Ese fue el primer descubrimiento en estas librerías. Más tarde, vendería el segundo: los libros de cine a veces entusiasman igual o incluso más que las propias películas. No sé en qué momento uno comienza a leer libros sobre películas que nunca ha visto y que quizás nunca verá. En mi caso, al parecer, esto se inició con Bailarina en la oscuridad del danés Laos Ovni Traer. Este filme se convirtió en uno de mis predilectos sin haberlo visto en la pantalla grande, simplemente leyendo una crítica acerca de él en la revista de cine El Amante. Luego, cuando fui a ver la película al cine Hoyts, recuerdo perfectamente la sensación de saber por qué estaba ahí sentado, y sobre todo, la certeza de que la película ya era un terreno amigo. Lo terrible del asunto es cuando la película que estas viendo es peor que lo que leíste sobre ella.

No me atrevería, de todas formas, afirmar que el cinéfilo es principalmente un lector. Ahora, ¿a quién no le gusta saber por qué razón esta viendo una película y no otra?. No conozco otra manera de saber de una película que no sea leyendo sobre ella. Pero ciertamente que hay otras clases de cinéfilos: están los que coleccionan películas, los que van al cine día por medio, los que critican las películas en medios como estos, etc. Lo que está claro al menos, es que los que leen sobre cine son los más narcisos de todos. Creen que por medio de ese ejercicio privado y solitario pasarán de lectores a grandes cineastas.

La fe en la escritura sobre cine es algo misterioso. Es comprensible en libros de filosofía o sociología, pero ¿podemos otorgarle a las críticas de cine valores superiores a las películas que comentan?. El francés Roland Barthes, uno de los más grandes estudiosos de la materia, decía que una buena crítica puede prescindir del objeto de estudio y convertirse en una pieza literaria autónoma. A tal extremo puede llegar esta idea, que la crítica de cine podría llegar a conformar un arte en sí mismo, clausurada en sus propios códigos estéticos.
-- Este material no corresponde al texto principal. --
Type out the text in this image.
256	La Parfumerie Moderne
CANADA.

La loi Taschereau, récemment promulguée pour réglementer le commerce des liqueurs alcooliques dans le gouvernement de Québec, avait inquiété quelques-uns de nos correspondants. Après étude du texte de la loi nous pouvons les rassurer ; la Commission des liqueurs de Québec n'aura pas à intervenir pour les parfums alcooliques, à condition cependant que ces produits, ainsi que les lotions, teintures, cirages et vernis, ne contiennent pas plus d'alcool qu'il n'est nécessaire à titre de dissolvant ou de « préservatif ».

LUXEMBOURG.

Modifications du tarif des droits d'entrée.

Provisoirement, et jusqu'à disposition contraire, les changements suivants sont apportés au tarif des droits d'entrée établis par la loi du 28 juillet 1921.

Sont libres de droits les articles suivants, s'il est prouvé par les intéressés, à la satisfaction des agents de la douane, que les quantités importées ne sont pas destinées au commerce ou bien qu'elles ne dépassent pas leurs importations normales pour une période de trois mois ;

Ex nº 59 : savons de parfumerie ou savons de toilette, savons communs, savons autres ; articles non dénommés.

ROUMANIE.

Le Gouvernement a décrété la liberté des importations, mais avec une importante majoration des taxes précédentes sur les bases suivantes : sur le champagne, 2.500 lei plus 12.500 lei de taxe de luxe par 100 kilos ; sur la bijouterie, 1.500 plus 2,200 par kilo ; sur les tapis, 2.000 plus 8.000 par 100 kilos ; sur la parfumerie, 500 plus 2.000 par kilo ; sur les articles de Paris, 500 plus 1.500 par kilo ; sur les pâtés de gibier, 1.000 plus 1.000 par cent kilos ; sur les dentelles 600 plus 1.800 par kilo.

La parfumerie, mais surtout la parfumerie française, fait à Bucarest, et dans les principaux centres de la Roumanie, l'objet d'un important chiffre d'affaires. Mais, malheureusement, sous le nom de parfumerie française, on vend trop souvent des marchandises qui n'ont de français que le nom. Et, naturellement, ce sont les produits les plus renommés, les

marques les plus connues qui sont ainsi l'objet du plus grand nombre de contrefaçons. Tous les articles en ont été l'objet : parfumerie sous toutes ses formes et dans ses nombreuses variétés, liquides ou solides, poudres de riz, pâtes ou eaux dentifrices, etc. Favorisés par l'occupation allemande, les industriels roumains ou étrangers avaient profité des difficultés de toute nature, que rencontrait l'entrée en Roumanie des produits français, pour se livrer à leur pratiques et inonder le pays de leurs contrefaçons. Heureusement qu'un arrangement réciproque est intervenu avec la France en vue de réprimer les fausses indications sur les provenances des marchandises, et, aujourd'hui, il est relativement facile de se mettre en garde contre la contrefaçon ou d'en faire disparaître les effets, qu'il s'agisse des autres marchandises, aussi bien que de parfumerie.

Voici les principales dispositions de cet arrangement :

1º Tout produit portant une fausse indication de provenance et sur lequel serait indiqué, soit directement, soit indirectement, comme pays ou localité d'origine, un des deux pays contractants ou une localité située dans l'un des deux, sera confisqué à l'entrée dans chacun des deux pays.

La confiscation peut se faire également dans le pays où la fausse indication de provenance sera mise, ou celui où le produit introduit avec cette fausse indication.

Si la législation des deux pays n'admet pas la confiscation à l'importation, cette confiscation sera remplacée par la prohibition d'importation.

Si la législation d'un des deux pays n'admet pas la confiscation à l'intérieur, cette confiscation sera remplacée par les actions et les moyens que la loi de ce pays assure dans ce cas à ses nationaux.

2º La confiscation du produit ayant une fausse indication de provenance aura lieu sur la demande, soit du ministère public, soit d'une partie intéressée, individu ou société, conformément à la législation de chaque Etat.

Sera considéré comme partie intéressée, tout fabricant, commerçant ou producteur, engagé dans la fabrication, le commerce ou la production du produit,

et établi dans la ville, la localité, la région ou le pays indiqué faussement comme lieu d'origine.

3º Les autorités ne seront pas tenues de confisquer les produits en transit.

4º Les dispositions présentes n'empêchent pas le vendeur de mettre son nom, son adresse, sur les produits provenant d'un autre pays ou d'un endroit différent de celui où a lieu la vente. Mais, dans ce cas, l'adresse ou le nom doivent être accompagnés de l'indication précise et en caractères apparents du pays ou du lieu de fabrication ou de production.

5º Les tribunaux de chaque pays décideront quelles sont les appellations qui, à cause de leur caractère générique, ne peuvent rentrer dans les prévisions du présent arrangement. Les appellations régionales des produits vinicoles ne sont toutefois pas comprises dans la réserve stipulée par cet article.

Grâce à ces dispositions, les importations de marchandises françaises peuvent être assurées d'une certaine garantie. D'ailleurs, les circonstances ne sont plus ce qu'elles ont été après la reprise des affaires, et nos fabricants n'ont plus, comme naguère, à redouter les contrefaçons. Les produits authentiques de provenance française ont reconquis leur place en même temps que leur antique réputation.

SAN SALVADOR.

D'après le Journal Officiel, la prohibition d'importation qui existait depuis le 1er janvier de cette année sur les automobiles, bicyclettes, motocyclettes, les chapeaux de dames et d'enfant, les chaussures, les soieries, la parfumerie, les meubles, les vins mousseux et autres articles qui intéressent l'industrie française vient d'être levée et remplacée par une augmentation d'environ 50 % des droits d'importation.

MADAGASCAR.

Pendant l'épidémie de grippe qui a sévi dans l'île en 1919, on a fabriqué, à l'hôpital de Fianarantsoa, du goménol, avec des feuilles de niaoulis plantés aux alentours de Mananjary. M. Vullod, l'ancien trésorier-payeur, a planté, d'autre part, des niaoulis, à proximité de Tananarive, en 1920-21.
Hubieron otros, sin embargo, en que su primer gesto de amor hacia el cine fue el ejercicio de la crítica. Antes de llegar a contar sus historias a la pantalla, los de la Nouvelle Vague fueron críticos de cine. Cada uno de los miembros de este grupo manifestó, por medio de la crítica, su pasión por el cine, su cariño y admiración por el oficio del cineasta. Y todo eso sin academicismos y retóricas sentimentaloides.

Hoy resulta complicado - entre tanta oferta en medios y librerías - saber cuáles son los escritos sobre cine que realmente valen la pena. Cada vez más vemos comentaristas de cine sometidos a las campañas comunicacionales de las industrias del celuloide, y menos críticas sinceras y arriesgadas. No se trata tampoco de trasformar a la crítica de cine en un lugar de trincheras y hermético en sus análisis. Lo insoportable sería que la crítica se entregase a la complacencia y esnobismo reinante, y perdiese su capacidad de enojo con el mundo. Esa furia es necesaria para la crítica, es una declaración de amor indispensable para la vida y el cine.

Cuando lo popular se vuelve culto y el cine algo más que una película














Desde sus primeras épocas el cine se preocupó por las grandes audiencias de público, por ese universo de multitudes común y corrientes que poco y nada tiene que ver con el hombre culto y meditabundo que vive rodeado de vanguardia y originalidad. En su inicio el cine fue diversión, entretenimiento, ejercicio lúdico entre producción documental y ficción. Eran cintas de sensibilidad popular, historias de la vida cotidiana confeccionadas con el entusiasmo de la novedad. A nadie se le ocurría, por aquel entonces, pronunciar la palabras “arte” para referirse al cine. Todavía era visto como una expresión vulgar y superficial.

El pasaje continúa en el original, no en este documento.